Katty Cristina Lima Sá
Mestre em História Comparada pela UFRJ
Integrante do Grupo de Estudos do Tempo Presente (GET/UFS)
E-mail: katty@getempo.org
A minissérie Ms. Marvel, lançada em 8 de junho de 2022 no streaming Disney+, chamou atenção por apresentar um perfil de super-heroína distinto: Kamala Khan é uma adolescente permeada por questões comuns à fase em que vive, como amizade, namoro e relacionamento com a família; ela está atenta às redes sociais, mas não apresenta o padrão comportamental e corporal das influencers do Instagram ou do Tik Tok. Antes de tudo, a personagem é uma garota americana, filha de imigrantes paquistaneses, declaradamente muçulmana.
As características étnicas e religiosas de Kamala merecem ressalva pela quebra nos padrões de gênero e raça dos super-heróis – em geral homens e brancos – e pela mudança na visão acerca dos muçulmanos em produções hollywoodianas. Para compreender essa afirmação, precisamos voltar duas décadas. Após os ataques de 11 de setembro de 2001, os temas relacionados às militâncias radicais islâmicas estavam constantemente na mídia e, desde então, os muçulmanos passaram a ser colocados como antagonistas em filmes e séries. No primeiro filme franquia Homem de Ferro (2008), por exemplo, o ferimento que levou Tony Stark a colocar um eletroímã em seu peito é originário da ação de um grupo terrorista islâmico, esse que também sequestrou o herói.

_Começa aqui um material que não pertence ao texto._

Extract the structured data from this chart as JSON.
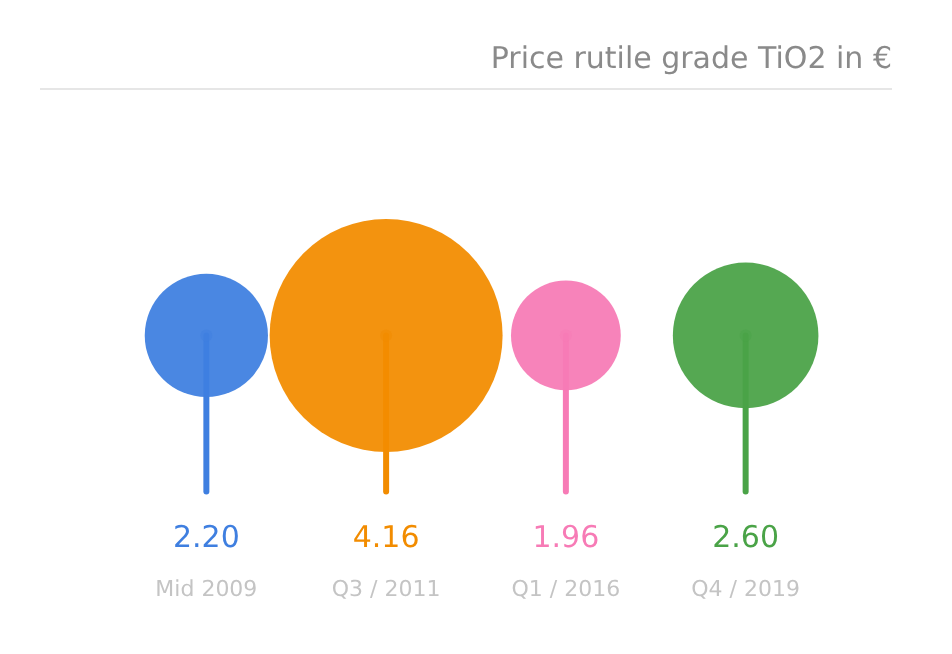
{
  "chart_data": {
    "type": "other",
    "title": "Price rutile grade TiO2 in €",
    "categories": [
      "Mid 2009",
      "Q3 / 2011",
      "Q1 / 2016",
      "Q4 / 2019"
    ],
    "values": [
      2.2,
      4.16,
      1.96,
      2.6
    ],
    "value_labels": [
      "2.20",
      "4.16",
      "1.96",
      "2.60"
    ],
    "colors": [
      "#3f7fe0",
      "#f28c00",
      "#f77bb6",
      "#4aa347"
    ]
  }
}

O estereótipo do muçulmano como o outro a ser combatido teve efeitos. Em 2016, uma pesquisa realizada pela Pew Research Center apontou que 49% dos norte-americanos acreditavam que o Islã era uma religião violenta e incondizente com a democracia. Para quebrar tais preconceitos, Ms. Marvel nos mostra personagens muçulmanos que expressam sua fé e cultura em afirmação aos valores de liberdade e igualdade. Em certo episódio, enquanto tenta proteger Kamala da investida de agentes de segurança, o sheikh da mesquita cita uma frase que facilmente parece ter sido dita pelo Profeta Muhammad (571-632), mas cujo autor é o Presidente Abraham Lincoln (1809-1865).

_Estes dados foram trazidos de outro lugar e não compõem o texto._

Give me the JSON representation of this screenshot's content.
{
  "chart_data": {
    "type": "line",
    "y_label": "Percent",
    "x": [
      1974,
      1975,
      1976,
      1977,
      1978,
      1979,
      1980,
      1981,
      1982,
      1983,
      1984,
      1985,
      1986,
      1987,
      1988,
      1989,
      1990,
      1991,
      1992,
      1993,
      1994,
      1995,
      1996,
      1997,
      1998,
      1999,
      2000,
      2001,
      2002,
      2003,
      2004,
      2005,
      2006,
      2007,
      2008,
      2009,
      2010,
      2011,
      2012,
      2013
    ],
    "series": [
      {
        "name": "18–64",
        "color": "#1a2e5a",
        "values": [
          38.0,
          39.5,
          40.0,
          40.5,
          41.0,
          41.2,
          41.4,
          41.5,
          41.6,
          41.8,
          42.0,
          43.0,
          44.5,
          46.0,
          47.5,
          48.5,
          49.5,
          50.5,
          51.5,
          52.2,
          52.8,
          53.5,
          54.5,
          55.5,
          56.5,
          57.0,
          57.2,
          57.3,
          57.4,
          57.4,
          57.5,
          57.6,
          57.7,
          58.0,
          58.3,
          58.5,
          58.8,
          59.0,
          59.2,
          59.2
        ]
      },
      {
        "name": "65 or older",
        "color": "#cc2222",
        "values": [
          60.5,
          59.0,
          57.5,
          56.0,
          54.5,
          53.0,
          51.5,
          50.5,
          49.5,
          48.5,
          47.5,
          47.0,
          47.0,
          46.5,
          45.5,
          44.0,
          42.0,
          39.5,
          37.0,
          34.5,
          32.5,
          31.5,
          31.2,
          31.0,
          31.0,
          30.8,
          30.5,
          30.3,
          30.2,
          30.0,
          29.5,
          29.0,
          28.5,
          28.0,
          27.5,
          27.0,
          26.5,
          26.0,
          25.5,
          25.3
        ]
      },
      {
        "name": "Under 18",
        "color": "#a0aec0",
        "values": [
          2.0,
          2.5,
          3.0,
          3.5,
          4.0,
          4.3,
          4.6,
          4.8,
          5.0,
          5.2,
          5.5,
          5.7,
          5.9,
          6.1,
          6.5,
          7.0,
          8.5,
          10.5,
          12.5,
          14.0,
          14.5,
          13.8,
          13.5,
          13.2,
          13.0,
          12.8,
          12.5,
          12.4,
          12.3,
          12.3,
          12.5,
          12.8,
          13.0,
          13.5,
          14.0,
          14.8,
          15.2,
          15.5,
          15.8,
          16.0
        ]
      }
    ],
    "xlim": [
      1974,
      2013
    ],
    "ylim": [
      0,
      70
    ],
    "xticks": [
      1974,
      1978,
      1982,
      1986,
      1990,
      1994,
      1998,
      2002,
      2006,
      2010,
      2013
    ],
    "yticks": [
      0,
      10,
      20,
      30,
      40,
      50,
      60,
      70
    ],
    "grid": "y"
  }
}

Além de romper estereótipos, a série explora as origens de sua protagonista e, consequentemente, apresenta um episódio importante para a história do sul asiático: a Partição de Índia e Paquistão em 15 de agosto de 1947. Com essa divisão, formou-se um Estado hindu e outro muçulmano, nascidos com populações mistas. As linhas traçadas por britânicos dividiram territórios e segregaram vilarejos, onde vizinhos de religiões distintas, que por séculos conviveram em paz, começaram a matar uns aos outros. A fuga em massa, tanto de muçulmanos da Índia quanto de hindus do Paquistão, é lembrada na série pelo apagamento no passado que ela provocou, pois muitas famílias se dividiram e não conseguiram carregar consigo as fotografias de seus entes queridos. Para tornar-se uma super-heroína e compreender seus próprios poderes, Kamala precisa revisitar esse fato que, para os povos do sul da Ásia, é tão importante quanto Shoah para os Judeus e a Nakba para os palestinos.
Ao final de sua primeira temporada, Ms. Marvel dá sequência ao complexo universo cinematográfico da Marvel (MCU) com grande representatividade. A primeira super-heroína muçulmana teve tanta importância para aqueles que se identificam diretamente com ela, que sua história foi exibida nas telas dos cinemas paquistaneses. Contudo, a inspiração de Kamala Khan perpassa as garotas daquele país, pois ela abre espaço para que personagens de outros gêneros, cores e culturas sejam criados, traz à tona questões como o racismo e a islamofobia, e nos abre para conhecer eventos importantes da história.